Among fungi, including mushrooms and molds, there exists a wide range of yeast species that do not produce mycelium but instead grow as single cells through the processes of budding and division.


Source: University of Tsukuba

Apochrysa matsumurae: a species of green lacewing (Photo by DEGAWA Yousuke on the campus of the University of Tsukuba on November 21, 2016)

Because yeasts multiply unicellularly, they are well suited to a liquid environment containing nutrients, and a wide variety is obtained from sap, nectar, sludge, and other sources.The gut of insects is also a treasure trove of yeast.

Since the 1970s, yeasts have been detected in the gut of insects belonging to the Chrysopidae family. However, it remains unclear whether yeast is universally present in the entire lacewing family composed of three subfamilies.

Green lacewings

In this study, researchers from the University of Tsukuba collected adult green lacewing insects from the Sugadaira-kogen region of Nagano Prefecture, the University of Tsukuba campus in Ibaraki Prefecture, and the Institute for Nature Study, Tokyo, Japan. They then isolated and cultured yeasts from the insect’s guts to identify and describe their taxonomic affiliations.

A total of 58 green lacewing insects were identified, which belonged to two subfamilies, six genera, and nine species, and yeast could be isolated from all of them. DNA sequence information revealed that all insects belonged to the genus Metschnikowia and can be divided into three lineages (clades I, II, and III).
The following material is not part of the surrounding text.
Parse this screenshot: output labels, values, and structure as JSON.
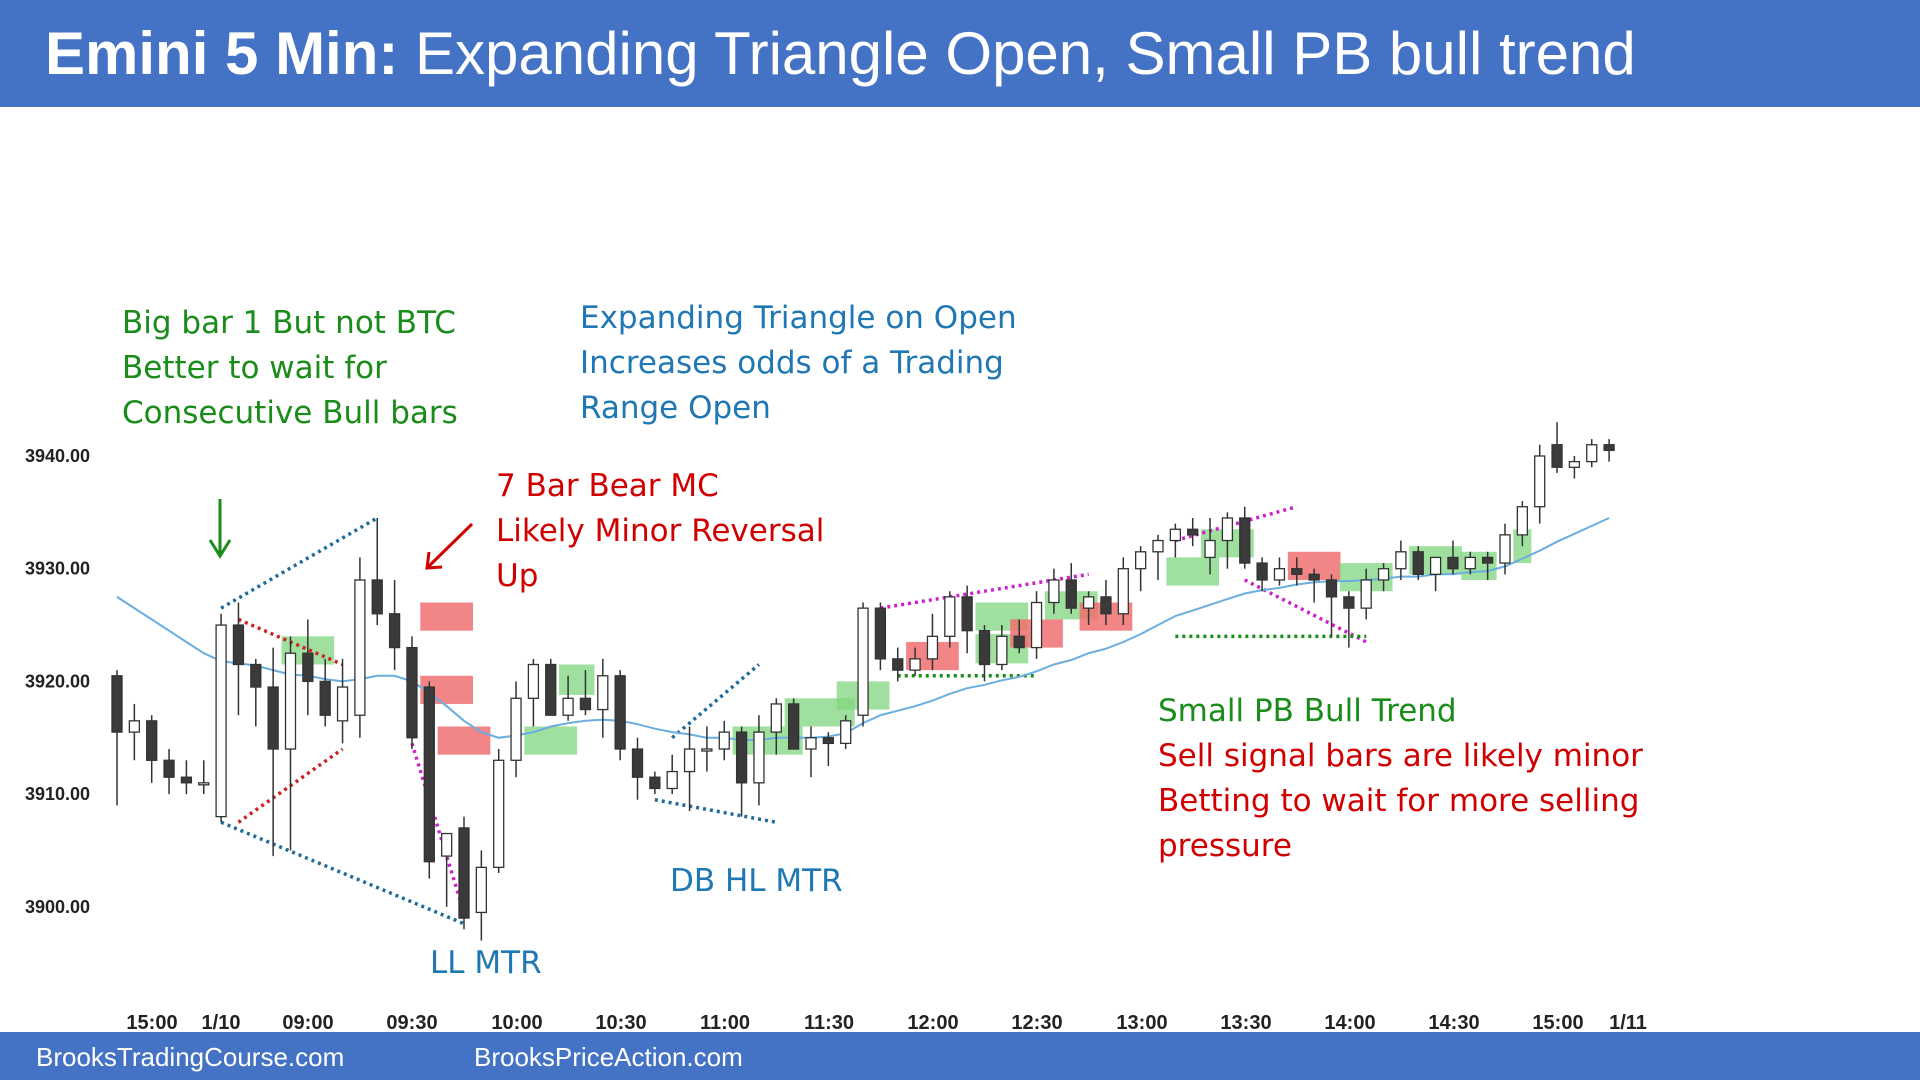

Of these, clade I contained one undescribed species. Clade II was a completely new lineage and was divided into two species based on morphology and physiology. Clade II was obtained from two subfamilies of the Chrysopidae family, indicating that yeasts are present in a wider range of green lacewing insects than that known previously.

Based on these results, the isolated yeasts were assigned to three new species of the Metschnikowia genus. Owing to their similarity in shape to a musical instrument Biwa (a Japanese lute), they were named after the famous three Biwa, which appears in Noh plays and the Tale of the Heike. The study was published in Antonie van Leeuwenhoek.